It is noted that a single term can contain two or more words (e.g.,
examples of single terms include "new york," "new york city," "salt
lake city" and "federal bureau of investigation"). Stop words are
eliminated, weights are applied to the terms, and synonym sets for
the terms may also be identified during the analysis. In this
context, "synonyms" are terms that are conceptually related, even
if they are not truly synonyms, and weights are optionally assigned
to synonyms based on a metric of conceptual similarity. When a set
of complete queries is obtained for a partial query, the score or
ranking of a respective complete query is increased when it
"matches" any of the previously determined pairs of terms for the
search requestor, where matching includes matching synonyms of or
that match any such pairs when one or both of the terms in a
respective pair of terms are replaced by synonyms. Thus, if the
pairs for the search requestor include the pair (mountain view,
restaurants), the complete query "palo alto restaurants" would be
considered to be matching because "palo alto" is a weak synonym of
"mountain view." Similarly, the complete query "palo alto dining"

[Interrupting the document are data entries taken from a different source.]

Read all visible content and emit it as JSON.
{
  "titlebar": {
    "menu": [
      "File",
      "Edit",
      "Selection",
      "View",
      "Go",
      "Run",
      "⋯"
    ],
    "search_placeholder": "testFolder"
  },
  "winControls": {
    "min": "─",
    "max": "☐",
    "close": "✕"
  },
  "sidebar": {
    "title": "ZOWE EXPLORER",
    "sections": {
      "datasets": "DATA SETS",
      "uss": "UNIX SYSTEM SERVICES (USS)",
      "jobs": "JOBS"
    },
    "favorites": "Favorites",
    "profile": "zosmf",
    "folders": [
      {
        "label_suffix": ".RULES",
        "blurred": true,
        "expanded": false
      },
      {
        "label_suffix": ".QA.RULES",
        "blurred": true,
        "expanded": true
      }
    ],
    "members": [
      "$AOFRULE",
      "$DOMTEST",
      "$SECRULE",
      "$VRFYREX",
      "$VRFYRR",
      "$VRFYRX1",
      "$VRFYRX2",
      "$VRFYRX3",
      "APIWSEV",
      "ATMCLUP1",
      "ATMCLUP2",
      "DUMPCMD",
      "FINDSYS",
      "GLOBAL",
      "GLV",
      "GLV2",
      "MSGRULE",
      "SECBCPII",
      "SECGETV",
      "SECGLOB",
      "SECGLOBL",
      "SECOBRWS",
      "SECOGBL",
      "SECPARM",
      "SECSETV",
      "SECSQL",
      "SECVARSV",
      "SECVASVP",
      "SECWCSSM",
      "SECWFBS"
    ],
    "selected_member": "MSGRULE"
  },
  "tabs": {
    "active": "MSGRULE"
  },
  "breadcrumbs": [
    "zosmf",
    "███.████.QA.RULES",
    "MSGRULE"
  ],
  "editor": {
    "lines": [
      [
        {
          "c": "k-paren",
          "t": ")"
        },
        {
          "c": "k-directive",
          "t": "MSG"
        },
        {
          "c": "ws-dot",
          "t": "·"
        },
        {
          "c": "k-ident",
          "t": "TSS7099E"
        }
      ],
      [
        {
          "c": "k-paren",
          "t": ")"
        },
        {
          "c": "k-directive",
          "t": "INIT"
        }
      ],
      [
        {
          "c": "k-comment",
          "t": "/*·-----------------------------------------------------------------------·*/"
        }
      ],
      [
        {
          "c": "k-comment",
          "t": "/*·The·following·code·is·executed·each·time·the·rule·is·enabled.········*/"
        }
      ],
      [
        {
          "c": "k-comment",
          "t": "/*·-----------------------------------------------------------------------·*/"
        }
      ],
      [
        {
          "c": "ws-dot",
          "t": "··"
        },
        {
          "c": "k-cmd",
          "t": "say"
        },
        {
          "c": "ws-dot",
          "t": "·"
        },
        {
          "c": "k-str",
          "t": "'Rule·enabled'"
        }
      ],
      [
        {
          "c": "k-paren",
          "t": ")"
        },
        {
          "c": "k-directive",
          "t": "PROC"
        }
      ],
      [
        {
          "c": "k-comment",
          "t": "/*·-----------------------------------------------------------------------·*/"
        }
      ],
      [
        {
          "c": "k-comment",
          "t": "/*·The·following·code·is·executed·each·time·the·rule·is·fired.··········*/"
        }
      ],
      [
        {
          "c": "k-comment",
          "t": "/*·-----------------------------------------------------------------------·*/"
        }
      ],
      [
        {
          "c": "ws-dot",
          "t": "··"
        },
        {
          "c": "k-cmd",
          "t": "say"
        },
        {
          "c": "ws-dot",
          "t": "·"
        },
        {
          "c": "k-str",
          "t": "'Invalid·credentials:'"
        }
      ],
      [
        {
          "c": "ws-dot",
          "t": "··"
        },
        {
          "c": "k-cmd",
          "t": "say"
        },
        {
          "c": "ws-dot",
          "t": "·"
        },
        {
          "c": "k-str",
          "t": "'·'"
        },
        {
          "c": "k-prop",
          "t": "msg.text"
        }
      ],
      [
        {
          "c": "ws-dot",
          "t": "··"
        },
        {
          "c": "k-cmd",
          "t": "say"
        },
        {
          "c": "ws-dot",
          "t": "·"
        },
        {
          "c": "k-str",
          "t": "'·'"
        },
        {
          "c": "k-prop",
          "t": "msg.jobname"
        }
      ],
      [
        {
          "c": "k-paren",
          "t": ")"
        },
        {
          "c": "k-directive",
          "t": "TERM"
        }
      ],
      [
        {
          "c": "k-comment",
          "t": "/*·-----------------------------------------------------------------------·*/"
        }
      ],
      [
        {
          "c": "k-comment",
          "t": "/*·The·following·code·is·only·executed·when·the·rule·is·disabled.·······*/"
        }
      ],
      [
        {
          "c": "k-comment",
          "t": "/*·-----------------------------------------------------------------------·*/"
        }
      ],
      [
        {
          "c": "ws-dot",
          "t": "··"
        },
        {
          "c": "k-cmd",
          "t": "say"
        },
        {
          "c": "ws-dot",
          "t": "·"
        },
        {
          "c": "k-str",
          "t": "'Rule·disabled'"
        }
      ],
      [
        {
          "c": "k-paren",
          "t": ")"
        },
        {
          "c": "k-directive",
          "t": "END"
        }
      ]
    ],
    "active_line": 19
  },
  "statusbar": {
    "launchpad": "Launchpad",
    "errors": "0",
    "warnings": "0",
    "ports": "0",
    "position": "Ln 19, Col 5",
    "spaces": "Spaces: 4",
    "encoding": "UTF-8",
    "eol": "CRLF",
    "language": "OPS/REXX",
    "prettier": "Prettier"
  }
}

would also be considered to be matching, but perhaps with a lower
score boost, because "palo alto" is a weak synonym of "mountain
view" and "dining" is a synonym of "restaurants."
[0110] The set of ordered complete queries are sent 1128 to the
search requestor as suggested complete queries. As noted above, the
suggested complete queries sent to the search requestor optionally
include additional complete queries, as described next.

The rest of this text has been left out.